Sette piani di Dino Buzzati riletto dagli alunni del Liceo Gioia
di giovaniconnessi
Questa rubrica del quotidiano Libertà di Piacenza“rilegge” alcuni dei racconti più belli dell’era più recente, dai classici dell’Ottocento ai contemporanei.
Senza nemmeno saperne il motivo, l’avvocato Giuseppe Corte – vi ricorda qualcuno? – viene ricoverato in clinica, un edificio moderno e tutto bianco, alto sette piani e con le imposte aperte ai piani alti, dove trovano spazio i degenti le cui condizioni di salute preoccupano meno, i “malati dilettanti” e i “quasi-sani”, e le imposte abbassate ai piani bassi, destinati a quelli più gravi: al primo piano “ci sono i moribondi, laggiù infatti i medici non hanno più niente da fare…c’è solo il medico che lavora”.
Nemmeno il tempo di ambientarsi nella sua stanza al settimo piano, che per Corte è già tempo di trasferirsi. Sembrerebbe trattarsi di una questione di cortesia; una donna con due figli – dai quali non si può certo separare – necessita proprio della sua stanza, e così a lui viene chiesto di spostarsi al sesto. È una questione assolutamente provvisoria, gli dicono: “Non le venga neppure in mente che ci siano altre ragioni!” La sua forma è “as-solu-ta-men-te leg-ge-ra”.
E invece, è solo il primo passo verso l’abisso. Restano vani, infatti, i suoi (disperati) tentativi di tornare al piano più alto; anzi, dopo una serie di rinvii e di mezze verità, per lui si spalancano le porte del quinto piano. Ma è solo una normalità, gli raccontano stavolta: è stato infatti deciso dalla direzione della clinica di suddividere a metà la popolazione del sesto e del quinto livello, e a lui appunto è toccato il più basso. Ma Corte dura poco anche lì. Una banale infezione lo costringe a una serie di cure con i raggi diagramma, per le quali dovrà abbassarsi ancora di livello.
“Basta!”, strilla lui. “Ne ho già abbastanza di scendere! Dovessi anche crepare, al quarto non ci vado!” I medici allora lo ricattano: se non accetterà il trasferimento, non verrà ammesso alle cure. Purtroppo per lui, l’eczema si allarga e inizia sul serio a dargli fastidio, e così deve cedere di nuovo.
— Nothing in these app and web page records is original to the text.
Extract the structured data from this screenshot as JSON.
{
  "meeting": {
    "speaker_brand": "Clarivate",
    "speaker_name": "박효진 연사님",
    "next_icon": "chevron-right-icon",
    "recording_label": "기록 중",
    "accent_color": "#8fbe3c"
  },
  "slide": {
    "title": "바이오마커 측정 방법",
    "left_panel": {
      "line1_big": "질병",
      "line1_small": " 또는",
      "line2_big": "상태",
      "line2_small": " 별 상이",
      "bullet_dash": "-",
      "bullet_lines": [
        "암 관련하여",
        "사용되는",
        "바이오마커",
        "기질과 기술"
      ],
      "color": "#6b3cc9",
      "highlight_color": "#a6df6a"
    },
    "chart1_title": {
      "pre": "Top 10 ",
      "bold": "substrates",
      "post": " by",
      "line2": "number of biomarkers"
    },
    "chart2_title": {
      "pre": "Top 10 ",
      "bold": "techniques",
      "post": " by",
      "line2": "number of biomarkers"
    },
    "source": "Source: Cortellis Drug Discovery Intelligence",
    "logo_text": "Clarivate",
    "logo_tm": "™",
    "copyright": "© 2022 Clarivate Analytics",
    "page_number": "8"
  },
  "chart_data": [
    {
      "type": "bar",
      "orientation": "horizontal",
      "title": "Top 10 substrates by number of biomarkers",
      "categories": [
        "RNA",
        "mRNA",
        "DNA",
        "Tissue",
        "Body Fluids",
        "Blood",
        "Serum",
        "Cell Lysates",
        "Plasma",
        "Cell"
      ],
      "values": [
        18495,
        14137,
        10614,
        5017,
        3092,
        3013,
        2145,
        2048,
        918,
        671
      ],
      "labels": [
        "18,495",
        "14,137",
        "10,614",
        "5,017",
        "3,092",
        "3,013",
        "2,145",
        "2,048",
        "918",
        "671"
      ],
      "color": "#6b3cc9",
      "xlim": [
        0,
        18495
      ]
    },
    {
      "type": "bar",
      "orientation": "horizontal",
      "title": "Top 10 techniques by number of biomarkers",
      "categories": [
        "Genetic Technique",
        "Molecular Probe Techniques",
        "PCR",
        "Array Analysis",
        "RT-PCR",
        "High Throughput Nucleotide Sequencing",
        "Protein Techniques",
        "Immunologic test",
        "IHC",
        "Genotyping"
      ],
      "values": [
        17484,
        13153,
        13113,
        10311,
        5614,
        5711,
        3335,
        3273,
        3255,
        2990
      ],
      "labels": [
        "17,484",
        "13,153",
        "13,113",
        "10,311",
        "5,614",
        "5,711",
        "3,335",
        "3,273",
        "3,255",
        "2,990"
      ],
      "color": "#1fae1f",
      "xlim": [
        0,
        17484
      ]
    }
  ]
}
Anche al quarto piano, così come era già accaduto ai livelli più alti, Corte – pur non facendo mai domande esplicite sulla natura della sua malattia, quasi a volerla rifiutare o nascondere – riceve risposte più o meno evasive.
“Come va il processo distruttivo delle mie cellule?”
“Oh, ma che brutte parole! Non sta bene, non sta bene, soprattutto per un malato! Mai più voglio sentire da lei discorsi simili”.
“Va bene”, obietta l’avvocato,
“ma così lei non mi ha risposto”.
“Il processo distruttivo delle cellule, per ripetere la sua orribile espressione, è, nel suo caso, minimo, assolutamente minimo. Ma sarei tentato di definirlo ostinato”.
Difatti il suo eczema alla gamba peggiora sempre più e lui, stanco di patimenti, ascolta il consiglio del Prof. Dati: al terzo piano le macchine erano più potenti e la cura avrebbe funzionato meglio.
L’atmosfera, di sotto, è insolitamente spensierata, quasi gaia: al suo arrivo Corte non se ne capacita; i pazienti gli sembrano sempre più gravi, infatti. È un’infermiera a spiegargliene il motivo: tutto il personale è in procinto di partire per un periodo di ferie di quindici giorni! Va da sé che l’intero reparto rimarrà chiuso…
“E i malati, come fate?”
“Siccome ce n’è relativamente pochi, di due piani se ne fa uno solo”.
“Come? Riunite gli ammalati del terzo e del quarto?
“No, no, quelli del terzo e del secondo. Quelli che sono qui dovranno discendere da basso”.
Corte è pallido come un morto.
L’unica cosa che ottiene è un cartello sulla porta della propria stanza che dice “Giuseppe Corte, del terzo piano, di passaggio”. Figuriamoci, lui si sente ancora un paziente da settimo piano…
E se invece lo aspettasse un’altra amarissima sorpresa? Come mai la stanza si sta facendo improvvisamente così buia?
Questo famoso racconto di Buzzati è stato pubblicato sulla rivista La Lettura nel 1937 e cinque anni dopo nell’antologia intitolata “I sette messaggeri”; oggi si può trovare in “Sessanta racconti” (prima edizione: 1958). Il testo che leggete qui sopra è, con le modifiche dettate da esigenze di spazio e di lettura, il risultato di un laboratorio svoltosi con la classe 3 Classico B (anno 2020-21) del Liceo Gioia, all’interno del progetto Giovani Connessi.